Propos recueillis par Viviana von Allmen

– M. Gafner, que pensez-vous de la situation du chômage en Suisse ?
– Avec un taux qui a passé sous la barre des 4% en mars dernier (sauf erreur), la Suisse reste dans une situation relativement privilégiée, sur ce plan-là, par rapport à ses voisins. Ce qui me préoccupe davantage pour notre profession, c’est que la Suisse commence à ressentir sérieusement, et pour longtemps, les méfaits de quinze ans de croissance apathique. Le petit marché de la presse romande, via la morosité des annonceurs, n’a pas fini d’en souffrir. Les rapprochements divers entre titres, les fusions et les disparitions vont se poursuivre.

– Pourquoi continuer à former des journalistes, aussi dans les universités, si le chômage dans cette branche va crescendo ?
– Pour répondre précisément, il faudrait connaître la proportion de journalistes au chômage. Concernant la formation universitaire, il me semble qu’on peut s’intéresser aux médias sans vouloir forcément en faire son métier. A l’époque où je suivais les cours de journalisme à l’Université de Neuchâtel, j’ai connu pas mal d’étudiants dans ce cas-là. Pour moi, l’existence de cette filière académique ne se discute pas. Quant à la formation sur le terrain, on peut comprendre qu’une rédaction préfère engager un stagiaire plutôt qu’un journaliste chevronné au chômage, dont le salaire coûterait deux ou trois mille francs de plus par mois, selon les tarifs RP. Les temps sont aujourd’hui aux économies, surtout dans la presse écrite, qui reste, malgré tout, un marché très concurrentiel, avec beaucoup de titres dans un petit pays.

– Y a-t-il des mesures spécifiques pour les journalistes au chômage ?
– Non, rien de sérieux à ma connaissance.

– Alors que suggérez-vous ?
– Le marché de la profession pourrait se dérouler avec plus de transparence. Les offres d’emploi, y compris sur Internet, sont rares. Naturellement, les rédactions privilégient les solutions internes, ou le débauchage, quand un poste est à repourvoir.

– Pensez-vous que les médias, en général, font des économies sur le dos de leurs journalistes ?
– C’est un peu juste comme analyse. Il y a des contraintes conjoncturelles auxquelles les éditeurs n’échappent pas, ainsi que pour tout patron d’entreprise. Quand un média se porte mal, c’est toute la chaîne de production de l’information qui souffre, pas seulement les journalistes. Et si la survie d’un titre dépend de mesures d’économies, quelles qu’elles soient, peut-on légitimement les condamner ?
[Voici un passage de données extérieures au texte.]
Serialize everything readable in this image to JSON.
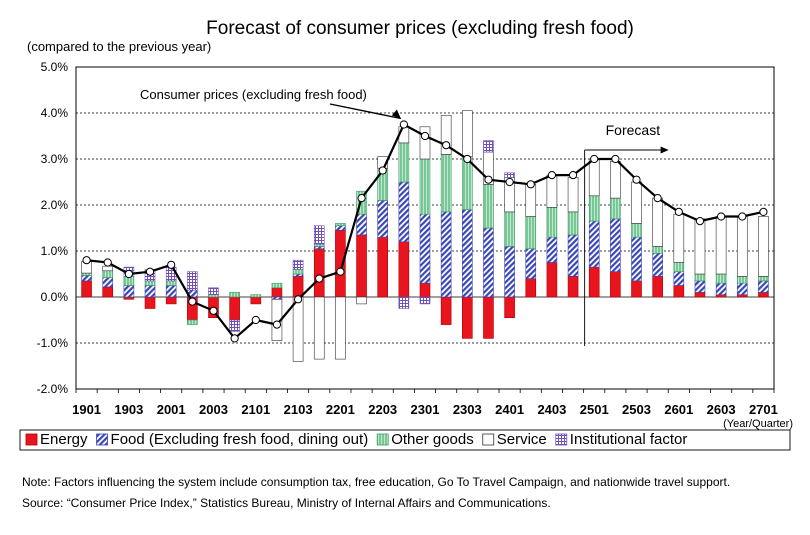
{
  "chart_data": {
    "type": "bar",
    "title": "Forecast of consumer prices (excluding fresh food)",
    "ylabel": "(compared to the previous year)",
    "xlabel": "(Year/Quarter)",
    "ylim": [
      -2.0,
      5.0
    ],
    "y_ticks": [
      "5.0%",
      "4.0%",
      "3.0%",
      "2.0%",
      "1.0%",
      "0.0%",
      "-1.0%",
      "-2.0%"
    ],
    "y_tick_values": [
      5,
      4,
      3,
      2,
      1,
      0,
      -1,
      -2
    ],
    "x_tick_labels": [
      "1901",
      "1903",
      "2001",
      "2003",
      "2101",
      "2103",
      "2201",
      "2203",
      "2301",
      "2303",
      "2401",
      "2403",
      "2501",
      "2503",
      "2601",
      "2603",
      "2701"
    ],
    "grid": true,
    "legend_position": "bottom",
    "categories": [
      "1901",
      "1902",
      "1903",
      "1904",
      "2001",
      "2002",
      "2003",
      "2004",
      "2101",
      "2102",
      "2103",
      "2104",
      "2201",
      "2202",
      "2203",
      "2204",
      "2301",
      "2302",
      "2303",
      "2304",
      "2401",
      "2402",
      "2403",
      "2404",
      "2501",
      "2502",
      "2503",
      "2504",
      "2601",
      "2602",
      "2603",
      "2604",
      "2701"
    ],
    "series": [
      {
        "name": "Energy",
        "color": "#e8141e",
        "values": [
          0.35,
          0.22,
          -0.05,
          -0.25,
          -0.15,
          -0.5,
          -0.45,
          -0.5,
          -0.15,
          0.2,
          0.45,
          1.05,
          1.45,
          1.35,
          1.3,
          1.2,
          0.3,
          -0.6,
          -0.9,
          -0.9,
          -0.45,
          0.4,
          0.75,
          0.45,
          0.65,
          0.55,
          0.35,
          0.45,
          0.25,
          0.1,
          0.05,
          0.05,
          0.1
        ]
      },
      {
        "name": "Food (Excluding fresh food, dining out)",
        "color": "#3a47b4",
        "values": [
          0.12,
          0.2,
          0.25,
          0.25,
          0.25,
          0.15,
          0.0,
          0.0,
          0.0,
          -0.05,
          0.05,
          0.05,
          0.1,
          0.45,
          0.8,
          1.3,
          1.5,
          1.85,
          1.9,
          1.5,
          1.1,
          0.65,
          0.55,
          0.9,
          1.0,
          1.15,
          0.95,
          0.5,
          0.3,
          0.25,
          0.25,
          0.25,
          0.25
        ]
      },
      {
        "name": "Other goods",
        "color": "#78c896",
        "values": [
          0.05,
          0.15,
          0.2,
          0.1,
          0.1,
          -0.1,
          0.05,
          0.1,
          0.05,
          0.1,
          0.1,
          0.05,
          0.05,
          0.5,
          0.7,
          0.85,
          1.2,
          1.25,
          1.15,
          0.95,
          0.75,
          0.7,
          0.65,
          0.5,
          0.55,
          0.45,
          0.3,
          0.15,
          0.2,
          0.15,
          0.2,
          0.15,
          0.1
        ]
      },
      {
        "name": "Service",
        "color": "#ffffff",
        "values": [
          0.25,
          0.1,
          0.0,
          0.0,
          0.0,
          0.0,
          0.0,
          0.0,
          0.0,
          -0.9,
          -1.4,
          -1.35,
          -1.35,
          -0.15,
          0.25,
          0.35,
          0.7,
          0.85,
          1.0,
          0.7,
          0.75,
          0.7,
          0.7,
          0.75,
          0.8,
          0.8,
          0.9,
          1.05,
          1.05,
          1.2,
          1.25,
          1.3,
          1.3
        ]
      },
      {
        "name": "Institutional factor",
        "color": "#7050b4",
        "values": [
          0.0,
          0.0,
          0.2,
          0.25,
          0.3,
          0.4,
          0.15,
          -0.25,
          0.0,
          0.0,
          0.2,
          0.4,
          0.0,
          0.0,
          0.0,
          -0.25,
          -0.15,
          0.0,
          0.0,
          0.25,
          0.1,
          0.0,
          0.0,
          0.0,
          0.0,
          0.0,
          0.0,
          0.0,
          0.0,
          0.0,
          0.0,
          0.0,
          0.0
        ]
      }
    ],
    "line": {
      "name": "Consumer prices (excluding fresh food)",
      "color": "#000000",
      "values": [
        0.8,
        0.75,
        0.5,
        0.55,
        0.7,
        -0.1,
        -0.3,
        -0.9,
        -0.5,
        -0.6,
        -0.05,
        0.4,
        0.55,
        2.15,
        2.75,
        3.75,
        3.5,
        3.3,
        3.0,
        2.55,
        2.5,
        2.45,
        2.65,
        2.65,
        3.0,
        3.0,
        2.55,
        2.15,
        1.85,
        1.65,
        1.75,
        1.75,
        1.85
      ]
    },
    "annotations": {
      "line_label": "Consumer prices (excluding fresh food)",
      "forecast_label": "Forecast",
      "forecast_start_category": "2501"
    }
  },
  "notes": {
    "note": "Note: Factors influencing the system include consumption tax, free education, Go To Travel Campaign, and nationwide travel support.",
    "source": "Source: “Consumer Price Index,” Statistics Bureau, Ministry of Internal Affairs and Communications."
  }
}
– Y a-t-il de la part des syndicats de journalistes un véritable engagement pour la défense des postes de travail ?
– Non, mais ce n’est que mon opinion personnelle.
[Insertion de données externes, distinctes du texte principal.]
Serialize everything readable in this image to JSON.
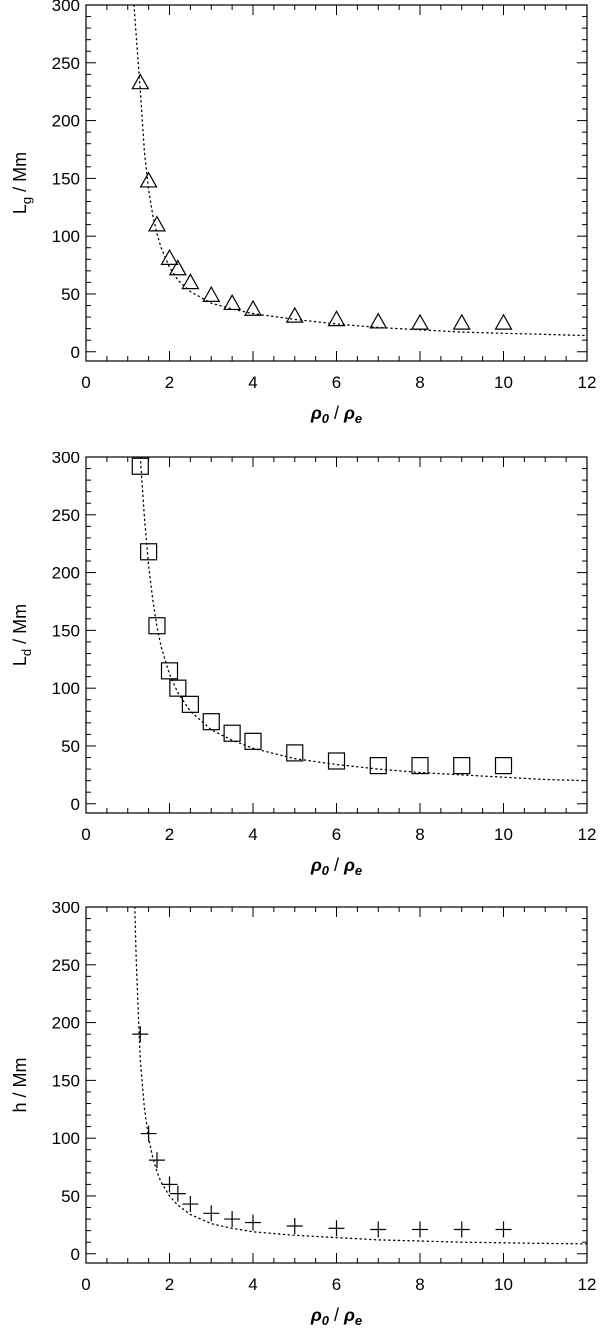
{
  "chart_data": [
    {
      "type": "scatter",
      "xlabel": {
        "main": "ρ",
        "sub0": "0",
        "sep": " / ",
        "main2": "ρ",
        "sub1": "e"
      },
      "ylabel": {
        "main": "L",
        "sub": "g",
        "rest": " / Mm"
      },
      "xlim": [
        0,
        12
      ],
      "ylim": [
        -8,
        300
      ],
      "xticks": [
        0,
        2,
        4,
        6,
        8,
        10,
        12
      ],
      "yticks": [
        0,
        50,
        100,
        150,
        200,
        250,
        300
      ],
      "marker": "triangle",
      "series": [
        {
          "style": "markers",
          "x": [
            1.3,
            1.5,
            1.7,
            2.0,
            2.2,
            2.5,
            3.0,
            3.5,
            4.0,
            5.0,
            6.0,
            7.0,
            8.0,
            9.0,
            10.0
          ],
          "y": [
            233,
            148,
            110,
            81,
            72,
            60,
            49,
            42,
            37,
            31,
            28,
            26,
            25,
            25,
            25
          ]
        },
        {
          "style": "dotted-curve",
          "x": [
            1.15,
            1.2,
            1.3,
            1.4,
            1.5,
            1.6,
            1.7,
            1.8,
            2.0,
            2.2,
            2.5,
            3.0,
            3.5,
            4.0,
            5.0,
            6.0,
            7.0,
            8.0,
            9.0,
            10.0,
            11.0,
            12.0
          ],
          "y": [
            300,
            275,
            226,
            173,
            140,
            118,
            102,
            90,
            73,
            62,
            52,
            42,
            37,
            33,
            28,
            24,
            21,
            19,
            17,
            16,
            15,
            14
          ]
        }
      ],
      "grid": false
    },
    {
      "type": "scatter",
      "xlabel": {
        "main": "ρ",
        "sub0": "0",
        "sep": " / ",
        "main2": "ρ",
        "sub1": "e"
      },
      "ylabel": {
        "main": "L",
        "sub": "d",
        "rest": " / Mm"
      },
      "xlim": [
        0,
        12
      ],
      "ylim": [
        -8,
        300
      ],
      "xticks": [
        0,
        2,
        4,
        6,
        8,
        10,
        12
      ],
      "yticks": [
        0,
        50,
        100,
        150,
        200,
        250,
        300
      ],
      "marker": "square",
      "series": [
        {
          "style": "markers",
          "x": [
            1.3,
            1.5,
            1.7,
            2.0,
            2.2,
            2.5,
            3.0,
            3.5,
            4.0,
            5.0,
            6.0,
            7.0,
            8.0,
            9.0,
            10.0
          ],
          "y": [
            292,
            218,
            154,
            115,
            100,
            86,
            71,
            61,
            54,
            44,
            37,
            33,
            33,
            33,
            33
          ]
        },
        {
          "style": "dotted-curve",
          "x": [
            1.3,
            1.4,
            1.5,
            1.6,
            1.7,
            1.8,
            2.0,
            2.2,
            2.5,
            3.0,
            3.5,
            4.0,
            5.0,
            6.0,
            7.0,
            8.0,
            9.0,
            10.0,
            11.0,
            12.0
          ],
          "y": [
            300,
            248,
            206,
            176,
            153,
            136,
            112,
            96,
            80,
            64,
            55,
            48,
            39,
            34,
            30,
            27,
            25,
            23,
            21,
            20
          ]
        }
      ],
      "grid": false
    },
    {
      "type": "scatter",
      "xlabel": {
        "main": "ρ",
        "sub0": "0",
        "sep": " / ",
        "main2": "ρ",
        "sub1": "e"
      },
      "ylabel": {
        "main": "h",
        "sub": "",
        "rest": " / Mm"
      },
      "xlim": [
        0,
        12
      ],
      "ylim": [
        -8,
        300
      ],
      "xticks": [
        0,
        2,
        4,
        6,
        8,
        10,
        12
      ],
      "yticks": [
        0,
        50,
        100,
        150,
        200,
        250,
        300
      ],
      "marker": "plus",
      "series": [
        {
          "style": "markers",
          "x": [
            1.3,
            1.5,
            1.7,
            2.0,
            2.2,
            2.5,
            3.0,
            3.5,
            4.0,
            5.0,
            6.0,
            7.0,
            8.0,
            9.0,
            10.0
          ],
          "y": [
            190,
            104,
            81,
            60,
            52,
            43,
            35,
            30,
            27,
            24,
            22,
            21,
            21,
            21,
            21
          ]
        },
        {
          "style": "dotted-curve",
          "x": [
            1.17,
            1.2,
            1.25,
            1.3,
            1.4,
            1.5,
            1.6,
            1.7,
            1.8,
            2.0,
            2.2,
            2.5,
            3.0,
            3.5,
            4.0,
            5.0,
            6.0,
            7.0,
            8.0,
            9.0,
            10.0,
            11.0,
            12.0
          ],
          "y": [
            300,
            258,
            210,
            168,
            126,
            100,
            83,
            71,
            62,
            50,
            42,
            34,
            26,
            22,
            19,
            16,
            14,
            12,
            11,
            10,
            9.5,
            9,
            8.5
          ]
        }
      ],
      "grid": false
    }
  ]
}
– En quoi les journalistes pourraient-ils aider à endiguer les licenciements de collègues ?
– L’influence d’une société de rédacteurs peut ne pas être inutile. Mais je n’y crois guère. C’est à voir selon le média, sa structure, ses rapports de forces internes, etc. Cela dit, le journalisme est un milieu très
individualiste, où l’ambition personnelle passe avant toute forme de solidarité.

– Pensez-vous que les médias audiovisuels ont pris le dessus sur la presse écrite ?
– On sait qu’à côté de la TV et de la radio, la presse écrite a toujours eu sa place de complémentarité, avec ses propres atouts. Celui par exemple de pouvoir développer l’actualité plus en détails, avec plus de recul. Quant à Internet, je ne le crois pas plus dangereux pour la presse écrite que la TV ou la radio. Il leur manquera toujours, entre autres choses, l’attrait convivial et intime dans le simple fait de tourner des pages, de palper et de sentir du papier imprimé… Il me semble que le consommateur de nouvelles tiendra toujours à cette espèce de rapport physique au journal.